Taking a broader look at New York’s energy future, it’s worth asking what else needs to be done. Another bill included in the “Power New York Act of 2011” will make it easier to pay for home and business energy efficiency upgrades by creating a loan repayment mechanism to appear on customer utility bills. As reported in the New York Times, Dave Palmer, executive director of the Center for Working Families, an advocacy group that helped devise the program said, “This is a simple and creative solution to intertwined problems of climate change, joblessness and economic stagnation.”
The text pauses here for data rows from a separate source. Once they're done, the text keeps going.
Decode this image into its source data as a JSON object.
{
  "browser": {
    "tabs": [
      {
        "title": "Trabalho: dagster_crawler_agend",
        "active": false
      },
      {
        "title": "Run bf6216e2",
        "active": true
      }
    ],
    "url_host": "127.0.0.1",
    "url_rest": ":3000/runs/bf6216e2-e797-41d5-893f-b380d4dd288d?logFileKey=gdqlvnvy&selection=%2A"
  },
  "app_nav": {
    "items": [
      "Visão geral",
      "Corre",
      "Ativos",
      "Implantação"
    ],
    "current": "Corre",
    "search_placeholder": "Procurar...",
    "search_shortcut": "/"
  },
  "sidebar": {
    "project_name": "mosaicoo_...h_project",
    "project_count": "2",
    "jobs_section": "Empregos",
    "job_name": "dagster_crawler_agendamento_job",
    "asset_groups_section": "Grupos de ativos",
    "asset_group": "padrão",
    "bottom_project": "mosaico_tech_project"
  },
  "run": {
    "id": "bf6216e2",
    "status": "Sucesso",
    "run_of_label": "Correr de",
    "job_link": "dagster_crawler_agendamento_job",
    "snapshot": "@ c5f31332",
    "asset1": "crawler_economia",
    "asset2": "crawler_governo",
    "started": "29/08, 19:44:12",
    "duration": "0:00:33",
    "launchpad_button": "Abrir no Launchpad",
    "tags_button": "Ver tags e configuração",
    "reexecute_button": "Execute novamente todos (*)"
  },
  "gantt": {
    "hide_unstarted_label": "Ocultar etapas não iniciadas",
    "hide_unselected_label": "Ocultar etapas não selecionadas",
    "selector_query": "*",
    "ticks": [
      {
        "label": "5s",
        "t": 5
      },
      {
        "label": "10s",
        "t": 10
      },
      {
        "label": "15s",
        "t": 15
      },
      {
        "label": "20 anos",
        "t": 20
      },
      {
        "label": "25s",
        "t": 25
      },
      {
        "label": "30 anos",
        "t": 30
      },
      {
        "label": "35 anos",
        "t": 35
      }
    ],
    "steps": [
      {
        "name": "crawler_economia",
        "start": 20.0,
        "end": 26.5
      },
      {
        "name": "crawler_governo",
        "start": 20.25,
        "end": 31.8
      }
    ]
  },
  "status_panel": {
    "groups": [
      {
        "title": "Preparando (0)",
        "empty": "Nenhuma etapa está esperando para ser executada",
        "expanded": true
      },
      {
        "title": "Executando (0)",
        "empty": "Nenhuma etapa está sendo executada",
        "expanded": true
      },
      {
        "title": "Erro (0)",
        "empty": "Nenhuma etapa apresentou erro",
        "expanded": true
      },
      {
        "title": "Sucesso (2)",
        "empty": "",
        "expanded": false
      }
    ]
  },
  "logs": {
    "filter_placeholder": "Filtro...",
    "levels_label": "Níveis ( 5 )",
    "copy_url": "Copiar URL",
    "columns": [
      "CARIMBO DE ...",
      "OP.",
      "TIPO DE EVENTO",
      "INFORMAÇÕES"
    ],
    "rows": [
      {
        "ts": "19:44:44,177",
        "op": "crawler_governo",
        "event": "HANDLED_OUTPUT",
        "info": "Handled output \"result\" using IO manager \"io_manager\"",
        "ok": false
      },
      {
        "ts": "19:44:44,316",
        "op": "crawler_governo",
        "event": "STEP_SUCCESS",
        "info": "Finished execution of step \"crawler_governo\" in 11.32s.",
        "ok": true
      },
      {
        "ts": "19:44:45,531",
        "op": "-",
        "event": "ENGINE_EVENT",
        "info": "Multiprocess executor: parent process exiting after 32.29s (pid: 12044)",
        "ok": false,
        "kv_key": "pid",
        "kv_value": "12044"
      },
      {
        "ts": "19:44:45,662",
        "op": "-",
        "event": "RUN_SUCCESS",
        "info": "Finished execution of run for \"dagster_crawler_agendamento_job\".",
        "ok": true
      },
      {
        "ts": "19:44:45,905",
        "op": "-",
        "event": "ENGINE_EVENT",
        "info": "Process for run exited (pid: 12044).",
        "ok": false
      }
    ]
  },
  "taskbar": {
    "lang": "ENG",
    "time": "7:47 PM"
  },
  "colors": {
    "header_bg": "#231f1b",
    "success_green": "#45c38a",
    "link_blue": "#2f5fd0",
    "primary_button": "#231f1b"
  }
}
Passage of this “On-Bill Recovery” law is certainly worthwhile, but it only goes so far. Nothing in the legislation requires consumer action or sets statewide energy reduction or retrofit targets. It relies on committed utility customers to what they can to save energy by improving the efficiency of their home or business. At a more systemic level, the “Power New York Act of 2011” adds neither momentum to the creation of a “smart” electric power grid nor contributes to the science and technology for developing batteries or other storage devices that will help reliably integrate wind and solar power into New York’s power distribution system.ii What it adds to the state’s energy capacity is a road map that consolidates the rules for threading through the regulatory maze in order to build or upgrade power plants imposes timeframes and broadens the reach of the social equity of sharing the collective burdens imposed by the infrastructure we cannot live without. Arguably, that’s enough for one statute.
i For non-lawyers, Article X is also called Article 10, not the letter “X”.
ii The law gives a nod to solar power by requiring the New York State Energy Research and Development Authority to conduct a study of policy and administrative options for increasing the state’s photovoltaic capacity to 2,500 megawatts in 2020 and 5,000 megawatts by 2025.